Leben in Zehn-Jahres-Schritten

Ingrid Herrmann ist eine aktive alte Dame und sehr jung in ihrer ehrenamtlichen Arbeit.

Frau Herrmann ist in Berlin geboren. Ihre Eltern sind mit den vier Kindern aus der zerbombten Großstadt rausgezogen, einfach, „...um uns in der Nachkriegszeit über die Runden zu bringen“.

In Neuruppin hat sie gelernt, ohne dann im Beruf des Großhandelskaufmanns zu arbeiten. Ein Krankenhausaufenthalt brachte sie, noch keine 18 Jahre alt, zurück nach Berlin. Und sie blieb!
Schreibmaschineschreiben hatte Ingrid Herrmann in der Volkshochschule gelernt und also wurde sie Sekretärin in Berlin, spätere Weiterbildungen eingeschlossen... Hier beginnen die Zehn-Jahres-Schritte: Sekretärin in verschiedenen Organisationen; Redakteurin einer Betriebszeitung; Funktionärin in einer Partei; Kreisvorsitzende in einer Frauenorganisation. „Das hat mir alles großen Spaß gemacht. Ich habe mich wohlgefühlt.

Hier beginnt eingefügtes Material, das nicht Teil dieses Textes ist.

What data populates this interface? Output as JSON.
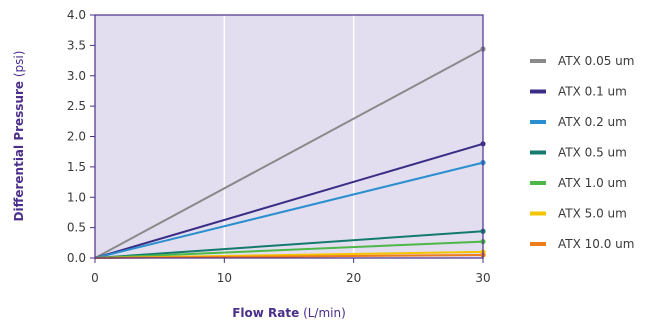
{
  "chart_data": {
    "type": "line",
    "xlabel_bold": "Flow Rate",
    "xlabel_unit": "(L/min)",
    "ylabel_bold": "Differential Pressure",
    "ylabel_unit": "(psi)",
    "xlim": [
      0,
      30
    ],
    "ylim": [
      0,
      4.0
    ],
    "xticks": [
      0,
      10,
      20,
      30
    ],
    "yticks": [
      0.0,
      0.5,
      1.0,
      1.5,
      2.0,
      2.5,
      3.0,
      3.5,
      4.0
    ],
    "ytick_labels": [
      "0.0",
      "0.5",
      "1.0",
      "1.5",
      "2.0",
      "2.5",
      "3.0",
      "3.5",
      "4.0"
    ],
    "grid": true,
    "legend_position": "right",
    "plot_background": "#e2def0",
    "axis_color": "#4b2f8a",
    "series": [
      {
        "name": "ATX 0.05 um",
        "color": "#8a8a8a",
        "x": [
          0,
          30
        ],
        "y": [
          0,
          3.44
        ]
      },
      {
        "name": "ATX 0.1 um",
        "color": "#3a2d85",
        "x": [
          0,
          30
        ],
        "y": [
          0,
          1.88
        ]
      },
      {
        "name": "ATX 0.2 um",
        "color": "#2a8fcf",
        "x": [
          0,
          30
        ],
        "y": [
          0,
          1.57
        ]
      },
      {
        "name": "ATX 0.5 um",
        "color": "#157a6e",
        "x": [
          0,
          30
        ],
        "y": [
          0,
          0.44
        ]
      },
      {
        "name": "ATX 1.0 um",
        "color": "#4db848",
        "x": [
          0,
          30
        ],
        "y": [
          0,
          0.27
        ]
      },
      {
        "name": "ATX 5.0 um",
        "color": "#f5c400",
        "x": [
          0,
          30
        ],
        "y": [
          0,
          0.1
        ]
      },
      {
        "name": "ATX 10.0 um",
        "color": "#ee7d1a",
        "x": [
          0,
          30
        ],
        "y": [
          0,
          0.05
        ]
      }
    ]
  }
}
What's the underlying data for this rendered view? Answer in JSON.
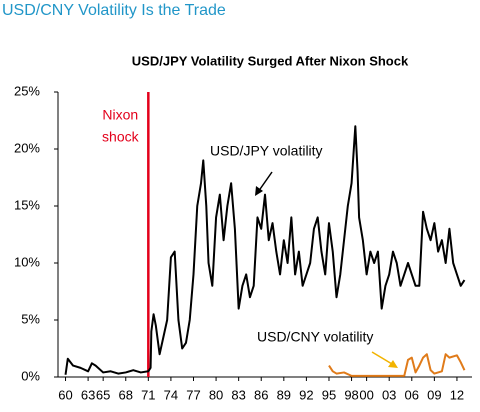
{
  "header": "USD/CNY Volatility Is the Trade",
  "chart_data": {
    "type": "line",
    "title": "USD/JPY Volatility Surged After Nixon Shock",
    "xlim": [
      1959,
      2014
    ],
    "xticks": [
      {
        "value": 1960,
        "label": "60"
      },
      {
        "value": 1963,
        "label": "63"
      },
      {
        "value": 1965,
        "label": "65"
      },
      {
        "value": 1968,
        "label": "68"
      },
      {
        "value": 1971,
        "label": "71"
      },
      {
        "value": 1974,
        "label": "74"
      },
      {
        "value": 1977,
        "label": "77"
      },
      {
        "value": 1980,
        "label": "80"
      },
      {
        "value": 1983,
        "label": "83"
      },
      {
        "value": 1986,
        "label": "86"
      },
      {
        "value": 1989,
        "label": "89"
      },
      {
        "value": 1992,
        "label": "92"
      },
      {
        "value": 1995,
        "label": "95"
      },
      {
        "value": 1998,
        "label": "98"
      },
      {
        "value": 2000,
        "label": "00"
      },
      {
        "value": 2003,
        "label": "03"
      },
      {
        "value": 2006,
        "label": "06"
      },
      {
        "value": 2009,
        "label": "09"
      },
      {
        "value": 2012,
        "label": "12"
      }
    ],
    "ylim": [
      0,
      25
    ],
    "yticks": [
      {
        "value": 0,
        "label": "0%"
      },
      {
        "value": 5,
        "label": "5%"
      },
      {
        "value": 10,
        "label": "10%"
      },
      {
        "value": 15,
        "label": "15%"
      },
      {
        "value": 20,
        "label": "20%"
      },
      {
        "value": 25,
        "label": "25%"
      }
    ],
    "annotations": [
      {
        "lines": [
          "Nixon",
          "shock"
        ],
        "x": 1971,
        "color": "#e3001b"
      }
    ],
    "series": [
      {
        "name": "USD/JPY volatility",
        "color": "#000000",
        "x": [
          1960,
          1960.3,
          1961,
          1962,
          1963,
          1963.5,
          1964,
          1965,
          1966,
          1967,
          1968,
          1969,
          1970,
          1971,
          1971.3,
          1971.4,
          1971.7,
          1972,
          1972.5,
          1973,
          1973.5,
          1974,
          1974.5,
          1975,
          1975.5,
          1976,
          1976.5,
          1977,
          1977.5,
          1978,
          1978.3,
          1978.7,
          1979,
          1979.5,
          1980,
          1980.5,
          1981,
          1981.5,
          1982,
          1982.5,
          1983,
          1983.5,
          1984,
          1984.5,
          1985,
          1985.5,
          1986,
          1986.5,
          1987,
          1987.5,
          1988,
          1988.5,
          1989,
          1989.5,
          1990,
          1990.5,
          1991,
          1991.5,
          1992,
          1992.5,
          1993,
          1993.5,
          1994,
          1994.5,
          1995,
          1995.5,
          1996,
          1996.5,
          1997,
          1997.5,
          1998,
          1998.5,
          1998.8,
          1999,
          1999.5,
          2000,
          2000.5,
          2001,
          2001.5,
          2002,
          2002.5,
          2003,
          2003.5,
          2004,
          2004.5,
          2005,
          2005.5,
          2006,
          2006.5,
          2007,
          2007.5,
          2008,
          2008.5,
          2009,
          2009.5,
          2010,
          2010.5,
          2011,
          2011.5,
          2012,
          2012.5,
          2013
        ],
        "values": [
          0.2,
          1.6,
          1.0,
          0.8,
          0.5,
          1.2,
          1.0,
          0.4,
          0.5,
          0.3,
          0.4,
          0.6,
          0.4,
          0.5,
          0.8,
          4,
          5.5,
          4.5,
          2,
          3.5,
          5,
          10.5,
          11,
          5,
          2.5,
          3,
          5,
          9,
          15,
          17,
          19,
          15,
          10,
          8,
          14,
          16,
          12,
          15,
          17,
          13,
          6,
          8,
          9,
          7,
          8,
          14,
          13,
          16,
          12,
          13.5,
          11,
          9,
          12,
          10,
          14,
          9,
          11,
          8,
          9,
          10,
          13,
          14,
          11,
          9,
          13.5,
          11,
          7,
          9,
          12,
          15,
          17,
          22,
          18,
          14,
          12,
          9,
          11,
          10,
          11,
          6,
          8,
          9,
          11,
          10,
          8,
          9,
          10,
          9,
          8,
          8,
          14.5,
          13,
          12,
          13.5,
          11,
          12,
          10,
          13,
          10,
          9,
          8,
          8.5
        ]
      },
      {
        "name": "USD/CNY volatility",
        "color": "#e07b1a",
        "x": [
          1995,
          1995.5,
          1996,
          1997,
          1998,
          1999,
          2000,
          2001,
          2002,
          2003,
          2004,
          2005,
          2005.5,
          2006,
          2006.5,
          2007,
          2007.5,
          2008,
          2008.5,
          2009,
          2010,
          2010.5,
          2011,
          2012,
          2012.5,
          2013
        ],
        "values": [
          1,
          0.5,
          0.3,
          0.4,
          0.1,
          0.1,
          0.1,
          0.1,
          0.1,
          0.1,
          0.1,
          0.1,
          1.5,
          1.7,
          0.4,
          1,
          1.7,
          2,
          0.6,
          0.3,
          0.5,
          2,
          1.7,
          1.9,
          1.3,
          0.6
        ]
      }
    ]
  }
}
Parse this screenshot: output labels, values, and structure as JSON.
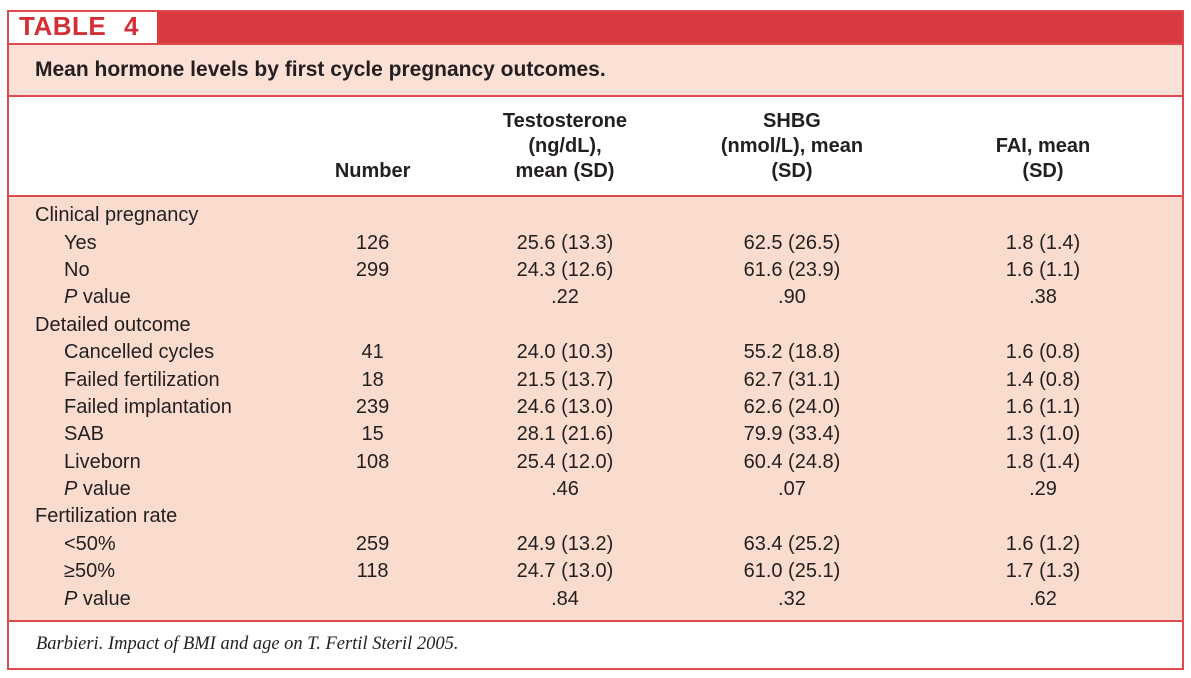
{
  "tag": "TABLE 4",
  "title": "Mean hormone levels by first cycle pregnancy outcomes.",
  "columns": {
    "label": "",
    "number": "Number",
    "testosterone": "Testosterone\n(ng/dL),\nmean (SD)",
    "shbg": "SHBG\n(nmol/L), mean\n(SD)",
    "fai": "FAI, mean\n(SD)"
  },
  "rows": [
    {
      "type": "group",
      "label": "Clinical pregnancy"
    },
    {
      "type": "item",
      "label": "Yes",
      "number": "126",
      "testosterone": "25.6 (13.3)",
      "shbg": "62.5 (26.5)",
      "fai": "1.8 (1.4)"
    },
    {
      "type": "item",
      "label": "No",
      "number": "299",
      "testosterone": "24.3 (12.6)",
      "shbg": "61.6 (23.9)",
      "fai": "1.6 (1.1)"
    },
    {
      "type": "pvalue",
      "label_p": "P",
      "label_rest": " value",
      "testosterone": ".22",
      "shbg": ".90",
      "fai": ".38"
    },
    {
      "type": "group",
      "label": "Detailed outcome"
    },
    {
      "type": "item",
      "label": "Cancelled cycles",
      "number": "41",
      "testosterone": "24.0 (10.3)",
      "shbg": "55.2 (18.8)",
      "fai": "1.6 (0.8)"
    },
    {
      "type": "item",
      "label": "Failed fertilization",
      "number": "18",
      "testosterone": "21.5 (13.7)",
      "shbg": "62.7 (31.1)",
      "fai": "1.4 (0.8)"
    },
    {
      "type": "item",
      "label": "Failed implantation",
      "number": "239",
      "testosterone": "24.6 (13.0)",
      "shbg": "62.6 (24.0)",
      "fai": "1.6 (1.1)"
    },
    {
      "type": "item",
      "label": "SAB",
      "number": "15",
      "testosterone": "28.1 (21.6)",
      "shbg": "79.9 (33.4)",
      "fai": "1.3 (1.0)"
    },
    {
      "type": "item",
      "label": "Liveborn",
      "number": "108",
      "testosterone": "25.4 (12.0)",
      "shbg": "60.4 (24.8)",
      "fai": "1.8 (1.4)"
    },
    {
      "type": "pvalue",
      "label_p": "P",
      "label_rest": " value",
      "testosterone": ".46",
      "shbg": ".07",
      "fai": ".29"
    },
    {
      "type": "group",
      "label": "Fertilization rate"
    },
    {
      "type": "item",
      "label": "<50%",
      "number": "259",
      "testosterone": "24.9 (13.2)",
      "shbg": "63.4 (25.2)",
      "fai": "1.6 (1.2)"
    },
    {
      "type": "item",
      "label": "≥50%",
      "number": "118",
      "testosterone": "24.7 (13.0)",
      "shbg": "61.0 (25.1)",
      "fai": "1.7 (1.3)"
    },
    {
      "type": "pvalue",
      "label_p": "P",
      "label_rest": " value",
      "testosterone": ".84",
      "shbg": ".32",
      "fai": ".62"
    }
  ],
  "footer": {
    "citation": "Barbieri. Impact of BMI and age on T. Fertil Steril 2005."
  },
  "colors": {
    "red": "#d93a40",
    "tag_red": "#d32f36",
    "rule": "#dd4b50",
    "pink_title": "#fae0d5",
    "pink_body": "#f9dccd",
    "text": "#231f20"
  }
}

Nach der Wende wurde Ingrid Herrmann mit Mitte 50 in den Vorruhestand entlassen. „Zu der Zeit war ich furchtbar sauer. Im Nachhinein gesehen war es gut: Eine andere Arbeit hätte ich nicht bekommen, war einfach zu alt.

Und dann sind Ingrid Herrmann und ihr Mann gereist. „Wir haben Land und Leute kennengelernt. Haben unsere Zeit genutzt. Im Sommer waren wir auf unserem Grundstück außerhalb von Berlin. Um Geld dazuzuverdienen, haben wir zweimal in der Woche Zeitungen ausgetragen.
Mit dem Tod ihres Mannes vor anderthalb Jahren musste Frau Herrmann ihr Leben neu sortieren. Der Prozess ist noch nicht abgeschlossen, kann es nach 52 Ehejahren auch gar nicht sein... Der erwachsene Sohn lebt in Frankfurt am Main und ist verständlicherweise nur selten zu Besuch.

Sie schließt sich nicht ein, kennt keine Langeweile. „Ich habe Berlin jetzt besser kennengelernt, kann inzwischen alleine herumspazieren. Das war erst komisch. Und ich habe alte Freundschaften wieder aufleben lassen.“ In diesem Jahr war sie erstmals allein auf einer Kurzreise. „Die anderen haben mich akzeptiert, alles war gut und ich werde es wieder machen.

Seit Oktober 2017 ist Ingrid Herrmann ehrenamtliche Besuchspatin in der Seniorenstiftung Prenzlauer Berg. Sie hatte seinerzeit Kontakt wegen der Pflegebedürftigkeit ihres Mannes. Die Zeitung der Einrichtung bezog sie regelmäßig und wurde über den Artikel „Zeit zu verschenken“ auf die ehrenamtliche Tätigkeit aufmerksam.
Jetzt besucht Frau Herrmann einmal wöchentlich eine gleichaltrige Frau, die auf einen Rollator angewiesen ist. „Wir passen inzwischen zusammen wie zwei linke Latschen“, sagt sie lächelnd. „Wir duzen uns, gehen Kaffee trinken, reden über uns und das Weltgeschehen, machen kleine Spaziergänge und ich kann für sie die eine oder andere Angelegenheit außerhalb des Heimes erledigen.

Ingrid Herrmann ist eine agile Frau, die sich nicht hängen lässt. Sie will so lange wie möglich in ihrer Wohnung leben und mit Freude ihr Ehrenamt noch eine Weile ausüben.

Dann soll mit dem Beginn der Besuchstätigkeit der nächste Zehnerschritt begonnen haben!